A seminar with representatives from Aarhus University, University of Southern Denmark, Hamburg University and Kiel University.

Info about event

Time

Tuesday 1 October 2013, at 09:00 - Wednesday 2 October 2013, at 15:00

Location

Middelfart, Denmark

Organizer

Simona Zetterberg Gjerlevsen, Stine Slot Grumsen and Helle Elgaard from Centre for Fictionality Studies, Aarhus University

Why narrativity, fictionality and factuality?

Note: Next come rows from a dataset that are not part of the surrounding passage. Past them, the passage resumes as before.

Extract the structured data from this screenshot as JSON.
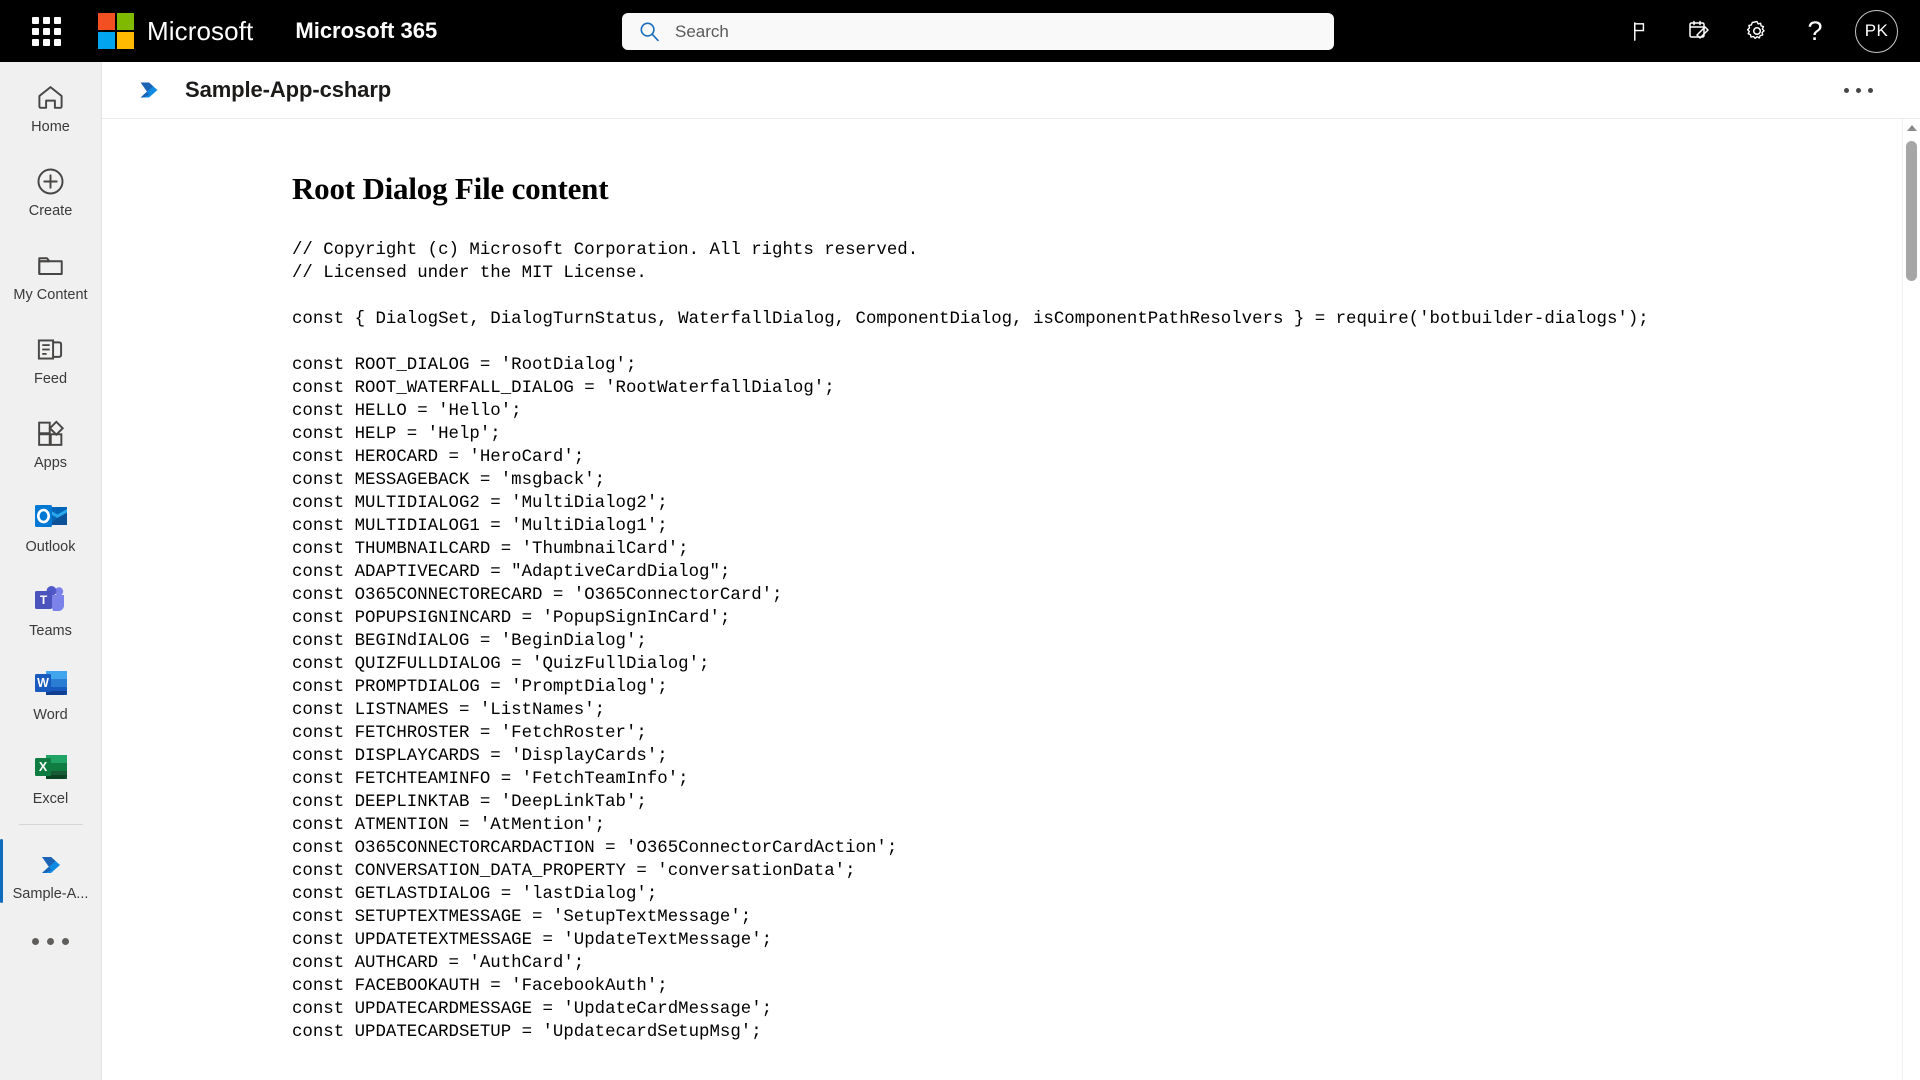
{
  "suitebar": {
    "waffle_label": "app-launcher",
    "brand": "Microsoft",
    "suite_name": "Microsoft 365",
    "search_placeholder": "Search",
    "search_value": "",
    "icons": [
      {
        "name": "flag-icon",
        "label": "Flag"
      },
      {
        "name": "calendar-check-icon",
        "label": "Planner"
      },
      {
        "name": "gear-icon",
        "label": "Settings"
      },
      {
        "name": "question-icon",
        "label": "Help",
        "glyph": "?"
      }
    ],
    "avatar_initials": "PK",
    "colors": {
      "background": "#000000",
      "ms_red": "#F25022",
      "ms_green": "#7FBA00",
      "ms_blue": "#00A4EF",
      "ms_yellow": "#FFB900",
      "search_bg": "#F9F9F9"
    }
  },
  "rail": {
    "items": [
      {
        "label": "Home",
        "icon": "home-icon",
        "selected": false
      },
      {
        "label": "Create",
        "icon": "plus-circle-icon",
        "selected": false
      },
      {
        "label": "My Content",
        "icon": "folder-icon",
        "selected": false
      },
      {
        "label": "Feed",
        "icon": "feed-icon",
        "selected": false
      },
      {
        "label": "Apps",
        "icon": "apps-icon",
        "selected": false
      },
      {
        "label": "Outlook",
        "icon": "outlook-icon",
        "selected": false
      },
      {
        "label": "Teams",
        "icon": "teams-icon",
        "selected": false
      },
      {
        "label": "Word",
        "icon": "word-icon",
        "selected": false
      },
      {
        "label": "Excel",
        "icon": "excel-icon",
        "selected": false
      }
    ],
    "pinned": {
      "label": "Sample-A...",
      "icon": "sample-app-icon",
      "selected": true
    },
    "more_label": "More apps",
    "accent_color": "#0F6CBD"
  },
  "apphead": {
    "title": "Sample-App-csharp",
    "logo_name": "sample-app-icon",
    "more_label": "More options"
  },
  "document": {
    "heading": "Root Dialog File content",
    "code": "// Copyright (c) Microsoft Corporation. All rights reserved.\n// Licensed under the MIT License.\n\nconst { DialogSet, DialogTurnStatus, WaterfallDialog, ComponentDialog, isComponentPathResolvers } = require('botbuilder-dialogs');\n\nconst ROOT_DIALOG = 'RootDialog';\nconst ROOT_WATERFALL_DIALOG = 'RootWaterfallDialog';\nconst HELLO = 'Hello';\nconst HELP = 'Help';\nconst HEROCARD = 'HeroCard';\nconst MESSAGEBACK = 'msgback';\nconst MULTIDIALOG2 = 'MultiDialog2';\nconst MULTIDIALOG1 = 'MultiDialog1';\nconst THUMBNAILCARD = 'ThumbnailCard';\nconst ADAPTIVECARD = \"AdaptiveCardDialog\";\nconst O365CONNECTORECARD = 'O365ConnectorCard';\nconst POPUPSIGNINCARD = 'PopupSignInCard';\nconst BEGINdIALOG = 'BeginDialog';\nconst QUIZFULLDIALOG = 'QuizFullDialog';\nconst PROMPTDIALOG = 'PromptDialog';\nconst LISTNAMES = 'ListNames';\nconst FETCHROSTER = 'FetchRoster';\nconst DISPLAYCARDS = 'DisplayCards';\nconst FETCHTEAMINFO = 'FetchTeamInfo';\nconst DEEPLINKTAB = 'DeepLinkTab';\nconst ATMENTION = 'AtMention';\nconst O365CONNECTORCARDACTION = 'O365ConnectorCardAction';\nconst CONVERSATION_DATA_PROPERTY = 'conversationData';\nconst GETLASTDIALOG = 'lastDialog';\nconst SETUPTEXTMESSAGE = 'SetupTextMessage';\nconst UPDATETEXTMESSAGE = 'UpdateTextMessage';\nconst AUTHCARD = 'AuthCard';\nconst FACEBOOKAUTH = 'FacebookAuth';\nconst UPDATECARDMESSAGE = 'UpdateCardMessage';\nconst UPDATECARDSETUP = 'UpdatecardSetupMsg';"
  },
  "scrollbar": {
    "up_arrow": "scroll-up-arrow",
    "thumb": "scroll-thumb"
  }
}
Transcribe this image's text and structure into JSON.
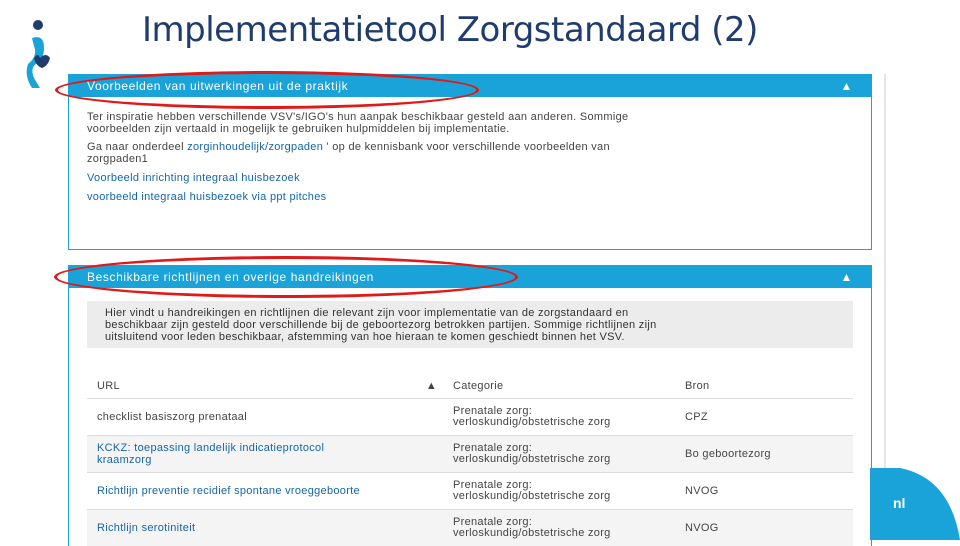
{
  "slide": {
    "title": "Implementatietool Zorgstandaard (2)"
  },
  "panel1": {
    "header": "Voorbeelden van uitwerkingen uit de praktijk",
    "intro_line1": "Ter inspiratie hebben verschillende VSV's/IGO's hun aanpak beschikbaar gesteld aan anderen. Sommige",
    "intro_line2": "voorbeelden zijn vertaald in mogelijk te gebruiken hulpmiddelen bij implementatie.",
    "goto_prefix": "Ga naar onderdeel ",
    "goto_link": "zorginhoudelijk/zorgpaden",
    "goto_suffix": " ' op de kennisbank voor verschillende voorbeelden van",
    "goto_line2": "zorgpaden1",
    "link1": "Voorbeeld inrichting integraal huisbezoek",
    "link2": "voorbeeld integraal huisbezoek via ppt pitches"
  },
  "panel2": {
    "header": "Beschikbare richtlijnen en overige handreikingen",
    "intro_line1": "Hier vindt u handreikingen en richtlijnen die relevant zijn voor implementatie van de zorgstandaard en",
    "intro_line2": "beschikbaar zijn gesteld door verschillende bij de geboortezorg betrokken partijen. Sommige richtlijnen zijn",
    "intro_line3": "uitsluitend voor leden beschikbaar, afstemming van hoe hieraan te komen geschiedt binnen het VSV.",
    "columns": {
      "url": "URL",
      "categorie": "Categorie",
      "bron": "Bron"
    },
    "rows": [
      {
        "url_line1": "checklist basiszorg prenataal",
        "url_line2": "",
        "cat_line1": "Prenatale zorg:",
        "cat_line2": "verloskundig/obstetrische zorg",
        "bron": "CPZ"
      },
      {
        "url_line1": "KCKZ: toepassing landelijk indicatieprotocol",
        "url_line2": "kraamzorg",
        "cat_line1": "Prenatale zorg:",
        "cat_line2": "verloskundig/obstetrische zorg",
        "bron": "Bo geboortezorg"
      },
      {
        "url_line1": "Richtlijn preventie recidief spontane vroeggeboorte",
        "url_line2": "",
        "cat_line1": "Prenatale zorg:",
        "cat_line2": "verloskundig/obstetrische zorg",
        "bron": "NVOG"
      },
      {
        "url_line1": "Richtlijn serotiniteit",
        "url_line2": "",
        "cat_line1": "Prenatale zorg:",
        "cat_line2": "verloskundig/obstetrische zorg",
        "bron": "NVOG"
      }
    ]
  },
  "corner": {
    "text": "nl"
  },
  "colors": {
    "accent": "#1aa3d9",
    "title": "#1f3c6e",
    "highlight": "#e01919",
    "link": "#1466a8"
  },
  "icons": {
    "collapse": "chevron-up-icon",
    "sort": "sort-ascending-icon",
    "logo": "mother-child-logo-icon"
  }
}
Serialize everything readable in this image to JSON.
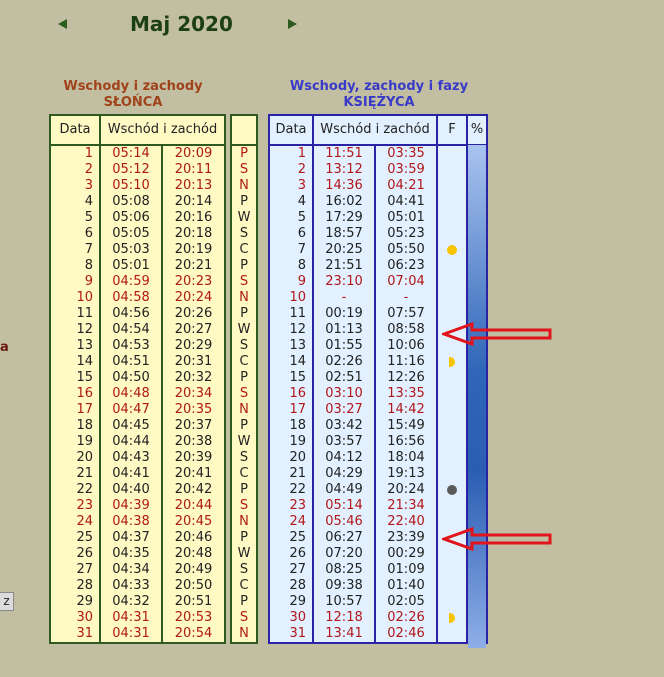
{
  "month_title": "Maj 2020",
  "sun": {
    "heading_line1": "Wschody i zachody",
    "heading_line2": "SŁOŃCA",
    "col_date": "Data",
    "col_rise_set": "Wschód i zachód"
  },
  "moon": {
    "heading_line1": "Wschody, zachody i fazy",
    "heading_line2": "KSIĘŻYCA",
    "col_date": "Data",
    "col_rise_set": "Wschód i zachód",
    "col_phase": "F",
    "col_pct": "%"
  },
  "left_fragment": "a",
  "side_button": "z",
  "colors": {
    "weekend": "#b01818",
    "sun_border": "#2e5a1f",
    "moon_border": "#2a23a6",
    "annotation_arrow": "#e0141a"
  },
  "days": [
    {
      "d": "1",
      "sr": "05:14",
      "ss": "20:09",
      "w": "P",
      "mr": "11:51",
      "ms": "03:35",
      "red": true,
      "phase": ""
    },
    {
      "d": "2",
      "sr": "05:12",
      "ss": "20:11",
      "w": "S",
      "mr": "13:12",
      "ms": "03:59",
      "red": true,
      "phase": ""
    },
    {
      "d": "3",
      "sr": "05:10",
      "ss": "20:13",
      "w": "N",
      "mr": "14:36",
      "ms": "04:21",
      "red": true,
      "phase": ""
    },
    {
      "d": "4",
      "sr": "05:08",
      "ss": "20:14",
      "w": "P",
      "mr": "16:02",
      "ms": "04:41",
      "red": false,
      "phase": ""
    },
    {
      "d": "5",
      "sr": "05:06",
      "ss": "20:16",
      "w": "W",
      "mr": "17:29",
      "ms": "05:01",
      "red": false,
      "phase": ""
    },
    {
      "d": "6",
      "sr": "05:05",
      "ss": "20:18",
      "w": "S",
      "mr": "18:57",
      "ms": "05:23",
      "red": false,
      "phase": ""
    },
    {
      "d": "7",
      "sr": "05:03",
      "ss": "20:19",
      "w": "C",
      "mr": "20:25",
      "ms": "05:50",
      "red": false,
      "phase": "full-moon-icon"
    },
    {
      "d": "8",
      "sr": "05:01",
      "ss": "20:21",
      "w": "P",
      "mr": "21:51",
      "ms": "06:23",
      "red": false,
      "phase": ""
    },
    {
      "d": "9",
      "sr": "04:59",
      "ss": "20:23",
      "w": "S",
      "mr": "23:10",
      "ms": "07:04",
      "red": true,
      "phase": ""
    },
    {
      "d": "10",
      "sr": "04:58",
      "ss": "20:24",
      "w": "N",
      "mr": "-",
      "ms": "-",
      "red": true,
      "phase": ""
    },
    {
      "d": "11",
      "sr": "04:56",
      "ss": "20:26",
      "w": "P",
      "mr": "00:19",
      "ms": "07:57",
      "red": false,
      "phase": ""
    },
    {
      "d": "12",
      "sr": "04:54",
      "ss": "20:27",
      "w": "W",
      "mr": "01:13",
      "ms": "08:58",
      "red": false,
      "phase": ""
    },
    {
      "d": "13",
      "sr": "04:53",
      "ss": "20:29",
      "w": "S",
      "mr": "01:55",
      "ms": "10:06",
      "red": false,
      "phase": ""
    },
    {
      "d": "14",
      "sr": "04:51",
      "ss": "20:31",
      "w": "C",
      "mr": "02:26",
      "ms": "11:16",
      "red": false,
      "phase": "last-quarter-icon"
    },
    {
      "d": "15",
      "sr": "04:50",
      "ss": "20:32",
      "w": "P",
      "mr": "02:51",
      "ms": "12:26",
      "red": false,
      "phase": ""
    },
    {
      "d": "16",
      "sr": "04:48",
      "ss": "20:34",
      "w": "S",
      "mr": "03:10",
      "ms": "13:35",
      "red": true,
      "phase": ""
    },
    {
      "d": "17",
      "sr": "04:47",
      "ss": "20:35",
      "w": "N",
      "mr": "03:27",
      "ms": "14:42",
      "red": true,
      "phase": ""
    },
    {
      "d": "18",
      "sr": "04:45",
      "ss": "20:37",
      "w": "P",
      "mr": "03:42",
      "ms": "15:49",
      "red": false,
      "phase": ""
    },
    {
      "d": "19",
      "sr": "04:44",
      "ss": "20:38",
      "w": "W",
      "mr": "03:57",
      "ms": "16:56",
      "red": false,
      "phase": ""
    },
    {
      "d": "20",
      "sr": "04:43",
      "ss": "20:39",
      "w": "S",
      "mr": "04:12",
      "ms": "18:04",
      "red": false,
      "phase": ""
    },
    {
      "d": "21",
      "sr": "04:41",
      "ss": "20:41",
      "w": "C",
      "mr": "04:29",
      "ms": "19:13",
      "red": false,
      "phase": ""
    },
    {
      "d": "22",
      "sr": "04:40",
      "ss": "20:42",
      "w": "P",
      "mr": "04:49",
      "ms": "20:24",
      "red": false,
      "phase": "new-moon-icon"
    },
    {
      "d": "23",
      "sr": "04:39",
      "ss": "20:44",
      "w": "S",
      "mr": "05:14",
      "ms": "21:34",
      "red": true,
      "phase": ""
    },
    {
      "d": "24",
      "sr": "04:38",
      "ss": "20:45",
      "w": "N",
      "mr": "05:46",
      "ms": "22:40",
      "red": true,
      "phase": ""
    },
    {
      "d": "25",
      "sr": "04:37",
      "ss": "20:46",
      "w": "P",
      "mr": "06:27",
      "ms": "23:39",
      "red": false,
      "phase": ""
    },
    {
      "d": "26",
      "sr": "04:35",
      "ss": "20:48",
      "w": "W",
      "mr": "07:20",
      "ms": "00:29",
      "red": false,
      "phase": ""
    },
    {
      "d": "27",
      "sr": "04:34",
      "ss": "20:49",
      "w": "S",
      "mr": "08:25",
      "ms": "01:09",
      "red": false,
      "phase": ""
    },
    {
      "d": "28",
      "sr": "04:33",
      "ss": "20:50",
      "w": "C",
      "mr": "09:38",
      "ms": "01:40",
      "red": false,
      "phase": ""
    },
    {
      "d": "29",
      "sr": "04:32",
      "ss": "20:51",
      "w": "P",
      "mr": "10:57",
      "ms": "02:05",
      "red": false,
      "phase": ""
    },
    {
      "d": "30",
      "sr": "04:31",
      "ss": "20:53",
      "w": "S",
      "mr": "12:18",
      "ms": "02:26",
      "red": true,
      "phase": "first-quarter-icon"
    },
    {
      "d": "31",
      "sr": "04:31",
      "ss": "20:54",
      "w": "N",
      "mr": "13:41",
      "ms": "02:46",
      "red": true,
      "phase": ""
    }
  ]
}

In recent transmedial narrative studies there is a growing interest in the relation between narrativity (the aspects of a text or a communicative situation that makes it narrative); fictionality (the specific modes of expression and cognitive procedures related to fiction) and factuality (the specific modes of expression and cognitive procedures related to factual texts and communication). Where former research has been oriented toward an exclusive understanding of the fact/fiction distinction as being opposites, present approaches considers fictionality an important phenomenon also in non-fictive texts. Furthermore, in contemporary literature, television and cinema, the border between fiction and non-fiction is being trespassed repeatedly, making existing conceptions and categories less useful than before.

 

There are therefore a series of open questions that needs to be answered. Among these are:

  • What is the cognitive function  of fictionality in human interaction and development?
  • What role does fictionality play in everyday communication  - when constructing examples; through anecdotes and urban legends; in didactic practices?
  • What are the ethical and aesthetical consequences of the vast amount of fiction/nin-fiction crossovers we find in contemporary literature and media?
  • To what extend can narratology (narrative theory and analysis) account for similarities and differences in storytelling across the fact/fiction divide.
  • How shall we, in general, distinguish between fiction, fictionality and non-fiction? With reference to formal communicative and/or textual features, or solely by considering the status of the referent.